The Catholic News Hub links to the Diocese of Bridgeport’s piece on the USCCB reviewer whom many Catholics felt was not foam-mouthed enough about that movie.
Forbes is right on many points, including one: many of his attackers did not read his review. As for the supposed tanking of that movie at the box office, Gregg Kilday, of The Hollywood Reporter had a few thoughts:
And while the movie has been treated as a potential franchise, a la Lord of the Rings, in some ways, it was never fated to be like that. The Pullman trilogy isn’t as well known, and this is a fantasy built around a young girl.
… in reaching out to younger females, it obviously ran up against Enchanted.
Interesting. Hollywood seems to be conceding that backlash from religious groups contributed somewhat to a box office performance about 30 to 40 percent under expectations. It’s also interesting that one Hollywood insider thinks there’s a limited market for more than one female-driven fantasy at a time.
I read one opinion that attached opposition to that movie to strong women characters–religious people don’t like that, the thought goes.

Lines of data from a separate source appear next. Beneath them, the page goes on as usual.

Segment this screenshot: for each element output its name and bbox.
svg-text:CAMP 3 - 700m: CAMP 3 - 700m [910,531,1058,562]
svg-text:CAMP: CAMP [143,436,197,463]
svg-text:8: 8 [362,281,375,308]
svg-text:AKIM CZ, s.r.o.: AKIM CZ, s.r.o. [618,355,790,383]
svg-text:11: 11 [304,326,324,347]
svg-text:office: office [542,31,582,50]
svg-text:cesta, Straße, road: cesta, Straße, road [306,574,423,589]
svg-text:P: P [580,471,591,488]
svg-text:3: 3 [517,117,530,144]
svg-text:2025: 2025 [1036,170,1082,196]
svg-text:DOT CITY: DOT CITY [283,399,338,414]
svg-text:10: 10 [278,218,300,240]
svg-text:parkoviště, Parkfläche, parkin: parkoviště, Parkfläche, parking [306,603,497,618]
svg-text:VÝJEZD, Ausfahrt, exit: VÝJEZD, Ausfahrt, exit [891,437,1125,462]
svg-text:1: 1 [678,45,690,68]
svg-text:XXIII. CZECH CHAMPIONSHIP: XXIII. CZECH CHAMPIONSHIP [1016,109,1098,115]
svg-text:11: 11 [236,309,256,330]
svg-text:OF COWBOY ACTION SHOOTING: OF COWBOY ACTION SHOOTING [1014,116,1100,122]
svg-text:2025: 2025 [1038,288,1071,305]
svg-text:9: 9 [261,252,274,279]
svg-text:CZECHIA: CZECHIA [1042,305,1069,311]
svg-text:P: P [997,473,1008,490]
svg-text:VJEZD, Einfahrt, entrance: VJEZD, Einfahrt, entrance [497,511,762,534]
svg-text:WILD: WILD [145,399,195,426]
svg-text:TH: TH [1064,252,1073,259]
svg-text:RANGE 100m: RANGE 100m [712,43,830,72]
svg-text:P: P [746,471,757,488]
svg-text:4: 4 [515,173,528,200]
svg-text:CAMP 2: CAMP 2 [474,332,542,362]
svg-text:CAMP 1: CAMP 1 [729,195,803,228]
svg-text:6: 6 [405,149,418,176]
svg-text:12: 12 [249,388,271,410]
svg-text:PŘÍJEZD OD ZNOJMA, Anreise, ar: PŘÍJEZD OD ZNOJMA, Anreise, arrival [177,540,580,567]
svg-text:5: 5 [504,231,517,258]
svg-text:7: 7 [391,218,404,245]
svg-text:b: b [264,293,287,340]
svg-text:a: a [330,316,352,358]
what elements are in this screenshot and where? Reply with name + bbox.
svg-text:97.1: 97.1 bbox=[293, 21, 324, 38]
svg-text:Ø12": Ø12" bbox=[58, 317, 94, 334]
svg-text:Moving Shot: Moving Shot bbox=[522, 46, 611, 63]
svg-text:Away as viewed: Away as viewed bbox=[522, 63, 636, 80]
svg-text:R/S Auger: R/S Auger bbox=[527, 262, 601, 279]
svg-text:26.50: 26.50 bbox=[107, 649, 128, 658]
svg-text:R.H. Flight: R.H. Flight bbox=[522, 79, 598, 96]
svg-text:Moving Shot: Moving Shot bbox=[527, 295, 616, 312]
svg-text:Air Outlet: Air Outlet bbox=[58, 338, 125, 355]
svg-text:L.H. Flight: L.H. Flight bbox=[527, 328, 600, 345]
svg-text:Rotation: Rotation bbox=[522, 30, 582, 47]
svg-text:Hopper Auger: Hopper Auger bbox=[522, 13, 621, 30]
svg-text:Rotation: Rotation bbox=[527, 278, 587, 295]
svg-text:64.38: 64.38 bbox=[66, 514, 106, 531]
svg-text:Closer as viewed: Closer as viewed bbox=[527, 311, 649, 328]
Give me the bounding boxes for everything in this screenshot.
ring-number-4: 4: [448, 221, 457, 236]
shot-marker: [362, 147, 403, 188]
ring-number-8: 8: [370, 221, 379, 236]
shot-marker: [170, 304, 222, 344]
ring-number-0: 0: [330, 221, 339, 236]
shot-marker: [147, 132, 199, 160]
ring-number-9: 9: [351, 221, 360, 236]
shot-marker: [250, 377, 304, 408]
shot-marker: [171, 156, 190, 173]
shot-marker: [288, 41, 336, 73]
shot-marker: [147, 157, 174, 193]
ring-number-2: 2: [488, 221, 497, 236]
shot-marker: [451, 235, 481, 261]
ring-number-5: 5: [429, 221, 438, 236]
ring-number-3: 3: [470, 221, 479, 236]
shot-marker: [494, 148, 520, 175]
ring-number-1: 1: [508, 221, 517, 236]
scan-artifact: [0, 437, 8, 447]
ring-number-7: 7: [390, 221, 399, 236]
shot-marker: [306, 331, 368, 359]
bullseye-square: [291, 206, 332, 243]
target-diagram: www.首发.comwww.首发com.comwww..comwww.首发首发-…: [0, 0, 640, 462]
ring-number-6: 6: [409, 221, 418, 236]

More likely, it’s a failure of imagination. If more excellent movies were out there, people would go to them. If Hollywood thinks geeky guys don’t want to see beautiful and strong women in film, and young girls have limited budgets for moviegoing, I don’t have anything constructive to say to them. Hollywood doesn’t have a clue with sf and fantasy. Lots of good stuff was made in spite of studio execs. Lots of studio execs stumbled into good stories paired with good filmmakers. And often when they get them together, greed and ego still get in the way.